玄関に向かうと、すでに和臣が車を出していてくれていた。助手席に乗ると、「風香の家に向かってくれ。今、そのにいるらしい」と伝えた。和臣は捜査をするにあたって、風香の家の住所を知っている。「わかりました」というと、和臣はすぐに車を出した。
「………さっきは悪かった。おまえにあんなことを言わせて」
「俺こそすみません。先輩に向かってあんな態度を………」
「いいんだ。和臣の言う通りだ」
「…………俺みたいな思いをする人は、これ以上増えて欲しくないんです。もちろん、風香さんや青海さんにも………」
そう言って、和臣はしっかりと前を運転氏ながら苦笑した。
和臣はいつもメモリーロスの薬を持ち歩いていた。それは、彼のものではない。和臣の友人のものだった。その友人はメモリーロスの過剰摂取で死亡したのだ。裏社会で取引されているメモリーロスは成分が強いものも多かった。そのため中毒性や精神障害を引き起こしやすいのだ。それを多量に接種してなくなった。
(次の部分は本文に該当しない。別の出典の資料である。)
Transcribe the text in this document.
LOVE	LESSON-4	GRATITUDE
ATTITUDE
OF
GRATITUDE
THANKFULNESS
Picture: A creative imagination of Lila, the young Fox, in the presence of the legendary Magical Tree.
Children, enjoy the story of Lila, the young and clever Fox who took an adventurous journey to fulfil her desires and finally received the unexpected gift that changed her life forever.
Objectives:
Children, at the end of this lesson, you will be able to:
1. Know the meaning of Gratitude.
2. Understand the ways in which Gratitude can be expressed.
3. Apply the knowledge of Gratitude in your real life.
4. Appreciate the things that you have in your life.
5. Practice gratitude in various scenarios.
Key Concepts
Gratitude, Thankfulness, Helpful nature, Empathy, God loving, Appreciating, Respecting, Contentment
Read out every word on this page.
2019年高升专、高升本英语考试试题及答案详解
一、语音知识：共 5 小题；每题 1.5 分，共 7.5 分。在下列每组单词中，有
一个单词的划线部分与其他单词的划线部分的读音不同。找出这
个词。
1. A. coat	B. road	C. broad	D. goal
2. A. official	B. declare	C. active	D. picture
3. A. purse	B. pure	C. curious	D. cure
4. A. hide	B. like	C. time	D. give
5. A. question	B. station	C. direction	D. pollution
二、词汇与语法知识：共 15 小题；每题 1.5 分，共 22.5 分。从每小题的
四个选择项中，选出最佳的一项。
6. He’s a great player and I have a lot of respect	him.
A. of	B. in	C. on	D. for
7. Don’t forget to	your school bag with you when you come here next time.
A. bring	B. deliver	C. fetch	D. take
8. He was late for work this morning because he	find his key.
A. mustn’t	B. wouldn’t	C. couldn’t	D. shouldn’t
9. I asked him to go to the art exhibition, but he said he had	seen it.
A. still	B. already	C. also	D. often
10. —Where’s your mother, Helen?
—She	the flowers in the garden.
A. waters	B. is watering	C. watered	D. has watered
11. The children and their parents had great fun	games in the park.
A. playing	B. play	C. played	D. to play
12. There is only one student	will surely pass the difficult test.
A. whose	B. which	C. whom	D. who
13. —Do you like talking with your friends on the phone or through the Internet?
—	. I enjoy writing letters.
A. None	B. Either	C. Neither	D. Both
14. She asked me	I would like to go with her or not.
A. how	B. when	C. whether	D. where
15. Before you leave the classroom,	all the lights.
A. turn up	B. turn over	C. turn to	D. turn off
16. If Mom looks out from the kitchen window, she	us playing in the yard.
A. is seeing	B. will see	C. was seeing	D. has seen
警察になって守れると思っていたけれど、自分の近い人間さえも守れなかった事に和臣は大きなショックを受けた、と柊は聞いたことがあった。そのため、和臣がもっているメモリーロスは友人の遺品なのだ。
メモリーロスで苦しむ人をなくしたい。
そう思い続けて仕事に励んでいるのだ。
「………無事でいてくれ、風香………」
いつもは数分で到着する風香の家。
だが、柊は何十分もかかっているように感じた。
祈るような思いで、風香のマンションがある方向の夜空をまっすぐに見つめたのだった。